I read with some consternation the Aug. 11 commentary by Mike Meyers proclaiming multiple victories in his war on cars.

Meyers states with a certain smugness (his word, not mine) that he lives a carless life. Unfortunately, his list of choices — to retire, live downtown and have no children — is not how the other 99% of Minnesotans live.

The anti-car movement is decidedly anti-family, anti-job and anti-progress. For instance, the new Minneapolis ordinance banning the creation of new drive-throughs does not take into account the inconvenience or safety issues for parents with children who need to be strapped into car seats — or the needs of handicapped drivers.

Anti-car zealots hail the decision not to allow the Federal Reserve its parking ramp — and ignore the fact that it only means people will circle downtown Minneapolis searching for parking, negating any perceived environmental gain.

The anti-car sentiment is also incongruous with the desire of Minneapolis to house three professional sports teams and a convention center. Hundreds of millions of public dollars were spent on these regional attractions. The city fought to have them placed within its borders. Now city leaders want to start blocking access and eliminating parking options and create an unfriendly downtown driving environment?

For the vast majority of Minnesotans, jobs require cars. When I recently toured a Minneapolis nonprofit that repairs vehicles for the working poor, I was stunned to learn that the garage of five stalls has a six-month waiting list.

Certainly, public transit has a role in our state, and we auto dealers — whom I represent through industry associations — have never lobbied against transit in any form. But the simple fact is that transit is not always convenient or simply does not go where jobs are.

Minnesotans deserve choices in transportation. From trains to scooters, everything should be on the table. But the first thing we need to acknowledge is that most Minnesotans have chosen to use an automobile to conduct their affairs. Empowering people who believe it's their mission to make that choice as inconvenient as possible means we are sanctioning a battle with progress itself.

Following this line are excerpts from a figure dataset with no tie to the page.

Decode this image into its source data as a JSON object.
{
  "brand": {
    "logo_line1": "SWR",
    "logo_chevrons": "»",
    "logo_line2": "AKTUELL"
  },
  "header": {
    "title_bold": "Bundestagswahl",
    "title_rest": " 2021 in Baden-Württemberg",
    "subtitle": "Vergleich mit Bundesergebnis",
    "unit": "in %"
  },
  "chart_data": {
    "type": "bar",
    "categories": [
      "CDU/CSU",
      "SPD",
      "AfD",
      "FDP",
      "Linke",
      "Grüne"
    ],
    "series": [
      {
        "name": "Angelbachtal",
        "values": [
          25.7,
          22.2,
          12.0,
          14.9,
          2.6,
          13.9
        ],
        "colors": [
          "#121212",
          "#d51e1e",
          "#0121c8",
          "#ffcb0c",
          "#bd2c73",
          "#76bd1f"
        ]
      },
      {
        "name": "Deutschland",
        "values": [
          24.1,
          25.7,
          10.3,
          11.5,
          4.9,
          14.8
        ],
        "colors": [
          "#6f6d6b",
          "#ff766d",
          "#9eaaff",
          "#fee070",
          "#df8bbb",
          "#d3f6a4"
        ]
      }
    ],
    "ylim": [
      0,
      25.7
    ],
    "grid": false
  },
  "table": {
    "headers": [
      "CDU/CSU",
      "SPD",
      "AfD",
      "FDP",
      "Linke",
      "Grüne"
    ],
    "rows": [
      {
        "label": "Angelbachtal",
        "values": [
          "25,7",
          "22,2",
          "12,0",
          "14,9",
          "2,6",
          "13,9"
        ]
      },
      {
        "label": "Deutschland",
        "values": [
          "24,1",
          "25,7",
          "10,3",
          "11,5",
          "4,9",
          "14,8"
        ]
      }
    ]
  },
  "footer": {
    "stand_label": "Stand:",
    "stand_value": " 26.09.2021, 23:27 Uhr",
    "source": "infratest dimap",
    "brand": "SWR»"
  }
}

This attempt to choke cars from everyone's lives fails to recognize so many obvious facts.

For instance, we live in a state that's painfully cold half the time. We can't take the kids to school on a bike. Many businesses and jobs require goods and materials to be moved from point A to point B.

Meyers brags about how he doesn't drive to stores and instead has goods delivered to him. How exactly does he think those things get to his doorstep? His carbon footprint isn't as small as he may think.

The goal to be more environmentally friendly is laudable. Let's get older clunkers off the road. Let's use incentives to encourage the purchase of cleaner vehicles and more electric vehicles.

Yes, that statement is incredibly self-serving from the guy representing car dealers. But it is simply true that when you replace an older car with a newer car you've done something good for the environment.

According to the federal Environmental Protection Agency, over the past 25 years — while U.S. GDP has increased 153%, vehicle miles traveled have increased 106% and the population has increased 41% — CO2 emissions have increased 13% and aggregate emissions have dropped 65%.

Finally, consider the cost of blocking out motor vehicles. The loss of productivity as people search for parking or are stuck in traffic because of restricted access is incalculable. The more than $300 million in taxes collected each year through the motor vehicle sales tax is the main source of revenue for public transit needs. Cars and transit have a symbiotic relationship. Deal with it.

The war on cars is really a war on all of us, on our standard of living. Demonizing motor vehicles and reducing access for those who rely on them does nothing to address the economic vitality and environmental issues our community is facing.

Scott Lambert is president of the Minnesota Auto Dealers Association and the Greater Metro Auto Dealers Association.